Hi,
For compositing work, is it preferable to have the clips stored as continuous movie files (like avi) or as numbered stills? The reason for asking is that a continous large movie file would likely benefit more from the increased STR of a stripe-set, than lots of small files would. Is this correct? The clips are non-compressed PAL with an alpha channel as well as deep rasters, so they're quite heavy.
Can many small files benifit from high STR as long as they are sequentially stored on disk? If so, would it be necessary to defrag extremely often to keep them grouped? What am thinking, I guess that no single defragger is capable of organising numbered files? Does this mean that continuous movie files are the only way to go for maximum performance?

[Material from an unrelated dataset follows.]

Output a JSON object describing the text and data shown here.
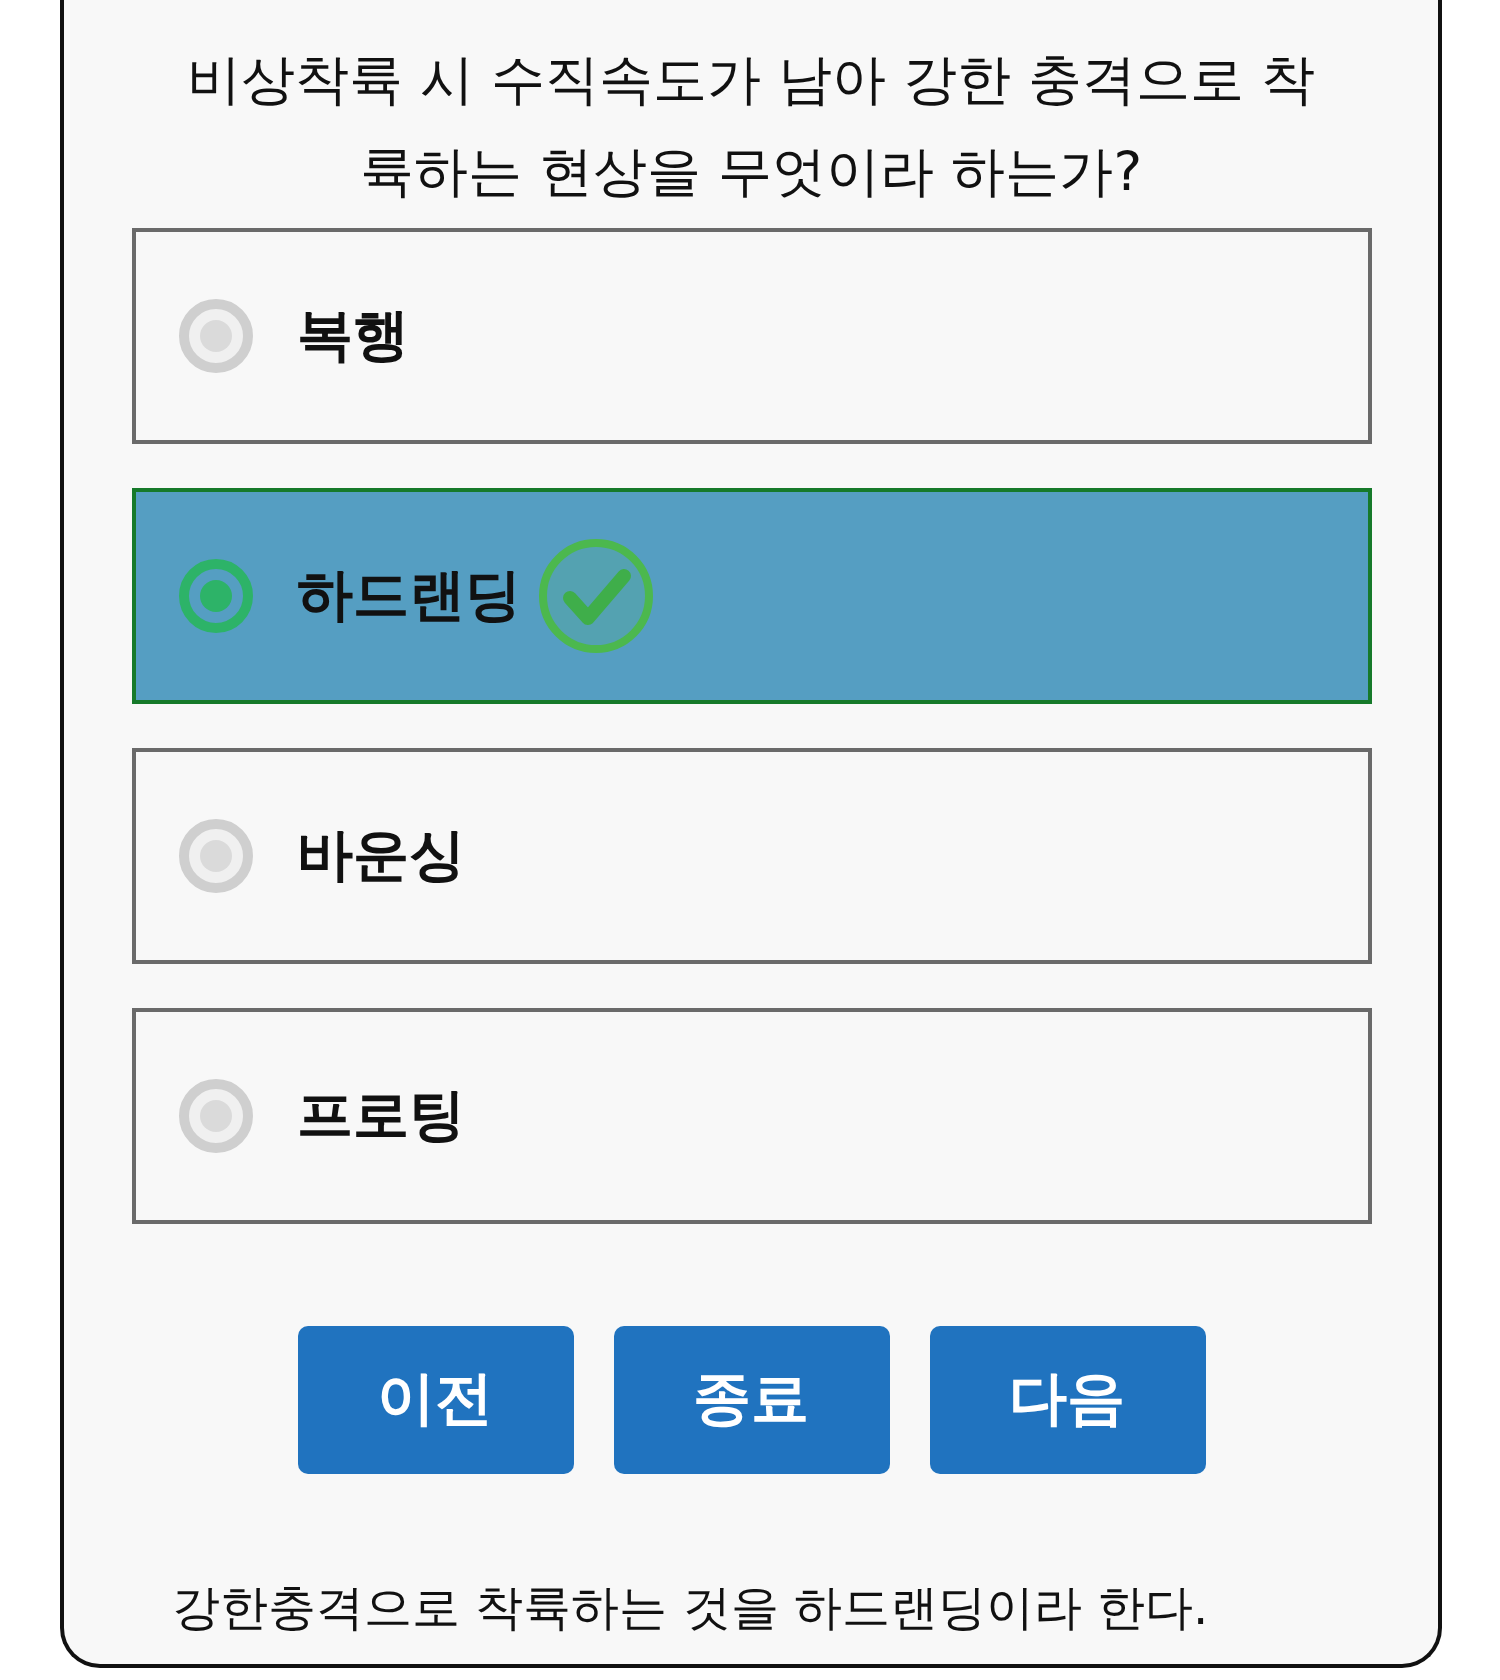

Then again perhaps compositing in general does not benefit much if at all from high STR, since even if continuous movie files are used, many of them will be retrieved in parallel. Therefore the drive heads would have to go all over the place to find all of the files and the streams would repeatedly be interrupted. Thus you would need one stripe-set per clip to keep the reads sequential, which would be ridiculous. Am I totally off here?
With this reasoning, maybe it doesn't matter if you store the clips as stills or movie files. The only thing that would matter then is low latency/seek/whatever. Please tell me what you think.
Thank you in advance!
Max compositing performance, movie files or numbered stills?